I would like to tell you a little about myself. If it is of no importance to you than please leave it. Otherwise, I am hopeful that it may be just a little bit helpful. 
My husband and I have been married almost six years. We have two lovely children. My daughter, Kelly, is two, and my son, Michael, is 7 months old. We have been forced to move around our entire married life due to the demands of my husbands job. He is in the US Airforce. I am a stay-at-home mom.  
In our marriage we have learned to compromise a lot. I mean a whole heck of a lot. My husband has never been anything even resembeling a neat, orderly person, and I am more like you, Grant, I used to be insane about where things should be, how they should be, and, yes, I even had a why for all of it. The differences made me so mad. I would clean and clean just to have it sabotaged the second my husband walked through the door. It took us, or should I say me, four years and two children to realize that my expectations were just making me and my family miserable.  
My husband wants to come home and relax. He doesn't want to watch me clean, and he doesn't want to be yelled at for forgetting to take off his shoes at the door (ok, that is still a little bit of a sore point for me, but I am only human). What he does want is my company, my love, and for me to take care of our children. Those are his expectations, his ONLY expectations. Everything else I do is for myself.  

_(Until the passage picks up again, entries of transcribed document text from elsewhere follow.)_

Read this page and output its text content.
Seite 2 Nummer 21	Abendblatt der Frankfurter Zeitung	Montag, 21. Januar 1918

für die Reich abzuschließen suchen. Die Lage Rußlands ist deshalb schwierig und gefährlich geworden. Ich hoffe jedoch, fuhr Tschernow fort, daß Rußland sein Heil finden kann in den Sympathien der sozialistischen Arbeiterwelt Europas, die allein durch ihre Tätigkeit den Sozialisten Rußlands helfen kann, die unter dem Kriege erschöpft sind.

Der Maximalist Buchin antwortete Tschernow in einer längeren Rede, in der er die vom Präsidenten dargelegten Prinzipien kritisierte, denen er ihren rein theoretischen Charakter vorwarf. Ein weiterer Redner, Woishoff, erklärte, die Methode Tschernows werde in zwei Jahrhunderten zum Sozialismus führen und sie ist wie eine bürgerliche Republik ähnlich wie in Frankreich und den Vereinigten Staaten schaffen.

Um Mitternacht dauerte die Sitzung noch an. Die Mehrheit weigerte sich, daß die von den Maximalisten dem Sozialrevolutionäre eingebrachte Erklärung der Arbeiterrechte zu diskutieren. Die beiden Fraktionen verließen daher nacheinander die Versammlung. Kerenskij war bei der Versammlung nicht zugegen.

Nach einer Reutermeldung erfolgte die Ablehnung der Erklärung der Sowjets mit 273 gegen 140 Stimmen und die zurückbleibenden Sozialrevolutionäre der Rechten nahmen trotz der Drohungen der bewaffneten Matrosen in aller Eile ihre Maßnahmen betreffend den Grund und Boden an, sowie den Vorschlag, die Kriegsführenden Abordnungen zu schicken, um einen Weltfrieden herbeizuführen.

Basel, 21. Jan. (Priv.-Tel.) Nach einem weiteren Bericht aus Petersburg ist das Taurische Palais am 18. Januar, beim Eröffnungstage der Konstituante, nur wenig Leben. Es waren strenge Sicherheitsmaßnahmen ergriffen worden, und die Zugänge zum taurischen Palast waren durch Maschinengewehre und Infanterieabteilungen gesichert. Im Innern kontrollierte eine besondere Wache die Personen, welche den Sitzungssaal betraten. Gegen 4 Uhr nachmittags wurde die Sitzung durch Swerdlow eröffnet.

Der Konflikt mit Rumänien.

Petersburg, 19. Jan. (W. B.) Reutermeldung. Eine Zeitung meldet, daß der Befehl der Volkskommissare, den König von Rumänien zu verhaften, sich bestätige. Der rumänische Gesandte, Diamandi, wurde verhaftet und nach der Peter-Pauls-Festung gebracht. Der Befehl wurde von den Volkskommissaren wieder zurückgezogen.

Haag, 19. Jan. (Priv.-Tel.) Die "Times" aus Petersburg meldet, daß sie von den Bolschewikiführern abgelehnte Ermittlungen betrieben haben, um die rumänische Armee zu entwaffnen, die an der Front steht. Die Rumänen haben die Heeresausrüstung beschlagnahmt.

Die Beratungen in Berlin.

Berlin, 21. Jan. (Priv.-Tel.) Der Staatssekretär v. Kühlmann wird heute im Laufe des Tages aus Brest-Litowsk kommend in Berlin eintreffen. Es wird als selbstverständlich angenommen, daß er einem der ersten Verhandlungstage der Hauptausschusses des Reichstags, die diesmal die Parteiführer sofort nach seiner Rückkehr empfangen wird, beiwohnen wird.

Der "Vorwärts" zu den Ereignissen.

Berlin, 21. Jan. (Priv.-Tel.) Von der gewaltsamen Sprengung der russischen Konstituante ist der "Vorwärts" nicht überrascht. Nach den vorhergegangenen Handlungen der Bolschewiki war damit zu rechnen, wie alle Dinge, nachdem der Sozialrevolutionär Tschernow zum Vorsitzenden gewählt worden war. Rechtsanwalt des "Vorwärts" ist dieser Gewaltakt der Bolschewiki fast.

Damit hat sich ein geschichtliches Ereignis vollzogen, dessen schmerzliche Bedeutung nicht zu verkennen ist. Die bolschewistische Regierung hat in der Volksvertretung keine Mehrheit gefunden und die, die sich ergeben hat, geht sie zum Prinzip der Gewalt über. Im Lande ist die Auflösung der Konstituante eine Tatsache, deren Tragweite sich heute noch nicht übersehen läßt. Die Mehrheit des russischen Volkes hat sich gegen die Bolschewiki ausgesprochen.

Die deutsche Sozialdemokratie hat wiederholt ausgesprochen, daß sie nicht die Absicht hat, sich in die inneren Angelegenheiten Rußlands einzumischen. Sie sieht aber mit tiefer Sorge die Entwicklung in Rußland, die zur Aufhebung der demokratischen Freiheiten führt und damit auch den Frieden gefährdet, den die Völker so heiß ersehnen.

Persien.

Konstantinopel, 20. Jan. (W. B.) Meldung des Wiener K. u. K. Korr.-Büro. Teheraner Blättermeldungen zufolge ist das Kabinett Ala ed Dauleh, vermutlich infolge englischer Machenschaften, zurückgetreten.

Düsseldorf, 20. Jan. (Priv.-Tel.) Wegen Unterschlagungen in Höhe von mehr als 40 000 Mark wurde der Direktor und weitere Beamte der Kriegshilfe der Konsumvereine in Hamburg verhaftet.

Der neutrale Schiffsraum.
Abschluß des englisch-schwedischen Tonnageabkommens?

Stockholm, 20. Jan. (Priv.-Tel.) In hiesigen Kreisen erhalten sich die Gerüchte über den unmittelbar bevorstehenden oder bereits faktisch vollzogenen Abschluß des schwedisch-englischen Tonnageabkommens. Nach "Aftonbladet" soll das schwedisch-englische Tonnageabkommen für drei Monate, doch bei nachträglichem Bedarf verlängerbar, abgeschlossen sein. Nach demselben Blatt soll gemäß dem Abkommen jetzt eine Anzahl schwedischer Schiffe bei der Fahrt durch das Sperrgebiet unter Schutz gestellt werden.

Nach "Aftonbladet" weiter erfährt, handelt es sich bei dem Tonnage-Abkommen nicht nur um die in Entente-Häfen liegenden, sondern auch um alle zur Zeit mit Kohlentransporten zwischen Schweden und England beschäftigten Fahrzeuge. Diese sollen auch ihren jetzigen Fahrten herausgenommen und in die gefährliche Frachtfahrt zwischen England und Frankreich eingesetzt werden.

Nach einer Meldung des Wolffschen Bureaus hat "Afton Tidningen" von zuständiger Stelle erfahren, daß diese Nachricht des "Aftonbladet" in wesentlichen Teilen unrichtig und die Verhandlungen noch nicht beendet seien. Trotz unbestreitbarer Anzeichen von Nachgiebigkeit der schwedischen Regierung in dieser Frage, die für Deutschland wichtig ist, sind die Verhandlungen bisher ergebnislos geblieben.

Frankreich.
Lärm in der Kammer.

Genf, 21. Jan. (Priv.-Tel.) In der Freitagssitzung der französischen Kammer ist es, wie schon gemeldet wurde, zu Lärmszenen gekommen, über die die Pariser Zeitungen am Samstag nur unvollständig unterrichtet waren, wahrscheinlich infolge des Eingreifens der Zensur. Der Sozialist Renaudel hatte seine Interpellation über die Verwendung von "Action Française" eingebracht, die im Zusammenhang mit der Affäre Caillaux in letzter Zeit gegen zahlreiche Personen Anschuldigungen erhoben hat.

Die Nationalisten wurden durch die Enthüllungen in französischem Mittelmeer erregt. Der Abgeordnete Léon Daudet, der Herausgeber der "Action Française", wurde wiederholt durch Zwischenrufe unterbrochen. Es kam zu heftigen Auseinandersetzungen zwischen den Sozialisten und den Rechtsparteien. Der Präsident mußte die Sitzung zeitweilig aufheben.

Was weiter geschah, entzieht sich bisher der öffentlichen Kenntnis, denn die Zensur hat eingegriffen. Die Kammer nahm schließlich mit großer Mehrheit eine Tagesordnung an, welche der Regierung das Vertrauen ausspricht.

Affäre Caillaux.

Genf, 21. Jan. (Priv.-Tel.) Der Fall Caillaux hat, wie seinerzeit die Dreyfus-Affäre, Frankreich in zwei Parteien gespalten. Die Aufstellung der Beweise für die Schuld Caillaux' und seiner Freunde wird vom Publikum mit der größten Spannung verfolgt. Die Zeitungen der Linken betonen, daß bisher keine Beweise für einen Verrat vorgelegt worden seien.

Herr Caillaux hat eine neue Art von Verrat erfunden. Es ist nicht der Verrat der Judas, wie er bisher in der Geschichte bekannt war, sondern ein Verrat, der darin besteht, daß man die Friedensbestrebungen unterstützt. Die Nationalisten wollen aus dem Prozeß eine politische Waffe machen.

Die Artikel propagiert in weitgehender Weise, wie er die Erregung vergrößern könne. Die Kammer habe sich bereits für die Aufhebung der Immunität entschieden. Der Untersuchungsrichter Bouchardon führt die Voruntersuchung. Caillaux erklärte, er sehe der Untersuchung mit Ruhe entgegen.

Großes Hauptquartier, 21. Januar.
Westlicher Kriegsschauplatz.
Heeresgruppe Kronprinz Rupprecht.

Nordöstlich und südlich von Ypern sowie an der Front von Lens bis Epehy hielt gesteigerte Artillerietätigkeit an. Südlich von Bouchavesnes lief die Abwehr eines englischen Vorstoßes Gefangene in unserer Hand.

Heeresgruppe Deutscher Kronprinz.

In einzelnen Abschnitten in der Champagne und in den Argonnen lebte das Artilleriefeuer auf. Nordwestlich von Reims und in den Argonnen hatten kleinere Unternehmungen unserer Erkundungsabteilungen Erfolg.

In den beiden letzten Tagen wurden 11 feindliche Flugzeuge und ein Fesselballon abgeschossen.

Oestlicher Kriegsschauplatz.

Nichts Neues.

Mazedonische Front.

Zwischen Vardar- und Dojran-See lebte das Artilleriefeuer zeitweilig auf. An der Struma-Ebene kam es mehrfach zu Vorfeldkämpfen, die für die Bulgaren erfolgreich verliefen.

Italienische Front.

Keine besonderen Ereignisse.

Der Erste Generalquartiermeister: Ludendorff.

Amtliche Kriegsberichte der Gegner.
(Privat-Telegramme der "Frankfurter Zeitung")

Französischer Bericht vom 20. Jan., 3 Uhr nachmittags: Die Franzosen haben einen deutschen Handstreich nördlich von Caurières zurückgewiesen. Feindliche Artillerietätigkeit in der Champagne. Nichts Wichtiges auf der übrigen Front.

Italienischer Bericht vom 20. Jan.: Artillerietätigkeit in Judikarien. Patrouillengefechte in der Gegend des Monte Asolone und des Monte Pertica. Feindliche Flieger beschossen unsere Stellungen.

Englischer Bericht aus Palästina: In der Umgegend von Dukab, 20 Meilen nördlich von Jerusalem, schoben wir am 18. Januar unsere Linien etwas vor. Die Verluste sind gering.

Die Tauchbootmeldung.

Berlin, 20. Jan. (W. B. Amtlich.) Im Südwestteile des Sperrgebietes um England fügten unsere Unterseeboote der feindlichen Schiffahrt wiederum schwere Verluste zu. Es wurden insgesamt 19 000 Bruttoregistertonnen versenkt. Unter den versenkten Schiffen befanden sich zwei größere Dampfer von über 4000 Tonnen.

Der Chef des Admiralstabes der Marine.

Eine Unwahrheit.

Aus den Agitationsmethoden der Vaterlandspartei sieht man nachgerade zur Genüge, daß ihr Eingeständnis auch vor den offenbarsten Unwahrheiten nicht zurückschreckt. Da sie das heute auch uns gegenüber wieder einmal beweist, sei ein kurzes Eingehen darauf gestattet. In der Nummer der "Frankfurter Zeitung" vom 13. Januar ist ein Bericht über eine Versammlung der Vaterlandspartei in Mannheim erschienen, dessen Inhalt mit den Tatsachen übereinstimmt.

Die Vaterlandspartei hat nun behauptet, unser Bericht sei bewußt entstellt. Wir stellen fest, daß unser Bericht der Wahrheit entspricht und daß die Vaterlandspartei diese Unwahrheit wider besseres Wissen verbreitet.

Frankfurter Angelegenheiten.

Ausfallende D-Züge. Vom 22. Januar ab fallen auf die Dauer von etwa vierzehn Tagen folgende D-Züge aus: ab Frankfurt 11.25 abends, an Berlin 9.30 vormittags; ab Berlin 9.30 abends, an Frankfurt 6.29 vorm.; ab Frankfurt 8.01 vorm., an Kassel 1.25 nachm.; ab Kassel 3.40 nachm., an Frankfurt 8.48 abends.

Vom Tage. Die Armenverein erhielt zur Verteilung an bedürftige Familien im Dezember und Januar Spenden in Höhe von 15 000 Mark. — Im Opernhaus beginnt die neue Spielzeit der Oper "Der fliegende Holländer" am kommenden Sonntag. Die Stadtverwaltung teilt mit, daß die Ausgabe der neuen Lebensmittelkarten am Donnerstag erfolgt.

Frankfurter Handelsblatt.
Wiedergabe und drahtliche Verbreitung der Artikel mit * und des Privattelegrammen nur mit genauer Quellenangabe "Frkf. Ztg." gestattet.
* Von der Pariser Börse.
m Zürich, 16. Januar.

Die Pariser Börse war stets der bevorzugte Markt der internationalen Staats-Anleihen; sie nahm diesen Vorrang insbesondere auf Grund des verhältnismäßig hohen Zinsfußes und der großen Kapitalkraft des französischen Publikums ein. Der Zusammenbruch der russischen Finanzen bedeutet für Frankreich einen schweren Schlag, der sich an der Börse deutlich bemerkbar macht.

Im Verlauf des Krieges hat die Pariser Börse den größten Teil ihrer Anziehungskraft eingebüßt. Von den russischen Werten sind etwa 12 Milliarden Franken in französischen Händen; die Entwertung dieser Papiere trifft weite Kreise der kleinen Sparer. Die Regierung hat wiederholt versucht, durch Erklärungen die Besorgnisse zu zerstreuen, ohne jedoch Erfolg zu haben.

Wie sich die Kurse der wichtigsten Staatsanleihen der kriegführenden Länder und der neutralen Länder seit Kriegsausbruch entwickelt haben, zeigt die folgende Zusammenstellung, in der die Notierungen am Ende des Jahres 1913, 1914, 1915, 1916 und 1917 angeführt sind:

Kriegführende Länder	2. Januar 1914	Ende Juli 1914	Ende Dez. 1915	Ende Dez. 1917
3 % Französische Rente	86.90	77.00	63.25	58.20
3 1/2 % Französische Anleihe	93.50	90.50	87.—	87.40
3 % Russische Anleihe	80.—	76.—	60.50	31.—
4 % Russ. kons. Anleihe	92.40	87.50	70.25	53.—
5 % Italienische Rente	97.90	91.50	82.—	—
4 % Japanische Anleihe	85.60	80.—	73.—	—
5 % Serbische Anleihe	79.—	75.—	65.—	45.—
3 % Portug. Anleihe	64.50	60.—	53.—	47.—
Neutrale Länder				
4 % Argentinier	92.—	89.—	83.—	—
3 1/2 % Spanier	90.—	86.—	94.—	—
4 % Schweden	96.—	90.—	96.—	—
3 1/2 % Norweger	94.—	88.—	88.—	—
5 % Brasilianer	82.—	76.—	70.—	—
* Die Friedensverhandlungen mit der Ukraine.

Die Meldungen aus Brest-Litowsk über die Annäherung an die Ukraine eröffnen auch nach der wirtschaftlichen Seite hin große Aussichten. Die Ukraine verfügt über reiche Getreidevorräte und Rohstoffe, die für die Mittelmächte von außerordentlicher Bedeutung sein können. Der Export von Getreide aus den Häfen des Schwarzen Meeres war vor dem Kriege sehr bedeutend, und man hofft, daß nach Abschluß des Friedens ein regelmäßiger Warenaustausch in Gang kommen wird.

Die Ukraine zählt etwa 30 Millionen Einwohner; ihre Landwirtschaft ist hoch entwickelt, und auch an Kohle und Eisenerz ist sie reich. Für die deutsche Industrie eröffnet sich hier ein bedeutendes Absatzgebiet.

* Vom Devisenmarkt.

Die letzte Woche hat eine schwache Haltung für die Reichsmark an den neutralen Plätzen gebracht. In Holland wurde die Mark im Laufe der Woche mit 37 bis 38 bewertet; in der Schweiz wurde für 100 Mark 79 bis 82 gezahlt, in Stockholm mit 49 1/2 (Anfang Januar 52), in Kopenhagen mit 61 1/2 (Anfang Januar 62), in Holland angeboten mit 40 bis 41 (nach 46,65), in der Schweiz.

My children want my time, love, and attention. Honestly, they have a right to that, and they need that a whole lot more than a sparkeling house, and a mom who doesn't know how to relax. How much good, quality time would I be giving them if I was cleaning and cleaning all the time anyway?  
 
So here is what I compromised to: 
 
When my husband is home the only cleaning I do is what is necessary for the care of my children, and dinner cleanup. 
 
When my children are awake they are my priority. I play with them. I teach them. I read to them. I love them. They are my legacy. It is my job to equip them with the skills necessary to succeed later in life. It is my job to teach them manners. It is my job to teach them about God. Remember, children will grow up. NO matter what you decided to focus your time and energy on they will grow up? What kind of people do you want to unleash on society? What kind of husbands and wives do you want them to be? What kind of parents? Are they more or less important than the perfect house? Honestly, having children was my wake up call. 
 
All other times of the day I can clean all I want. How much time for cleaning, and making the house perfect do you think I have? 
 
Now my opinion on the two of you: 
 
Grant it is alright to have certain standards and expectations for yourself, your family, and your wife. However, Kelly should not have to choose between spending time with her babies and raising them to be the best they can be and having to deal with your wrath because she chose them over folding that last load of laundry before you got home. Also, no matter how bad it got. I never considered taking my wedding ring off. If you have any love and respect for your wife and/or at the very least the sanctity of marriage please show the world and most importantly, your wife that by putting your wedding ring back on.  
Kelly it is right and good to raise your children first, and do what you can for your house second. But remember when your children do grow up; You and your husband is what is left. Figure out the compromise that works for you. So you have something to look forward to when it is just the two of you. 
He does seem like he wants to try, and overall he seems like a loving man. And you Kelly do seem to love your husband. That is a good place to start. Please don't give up on each other.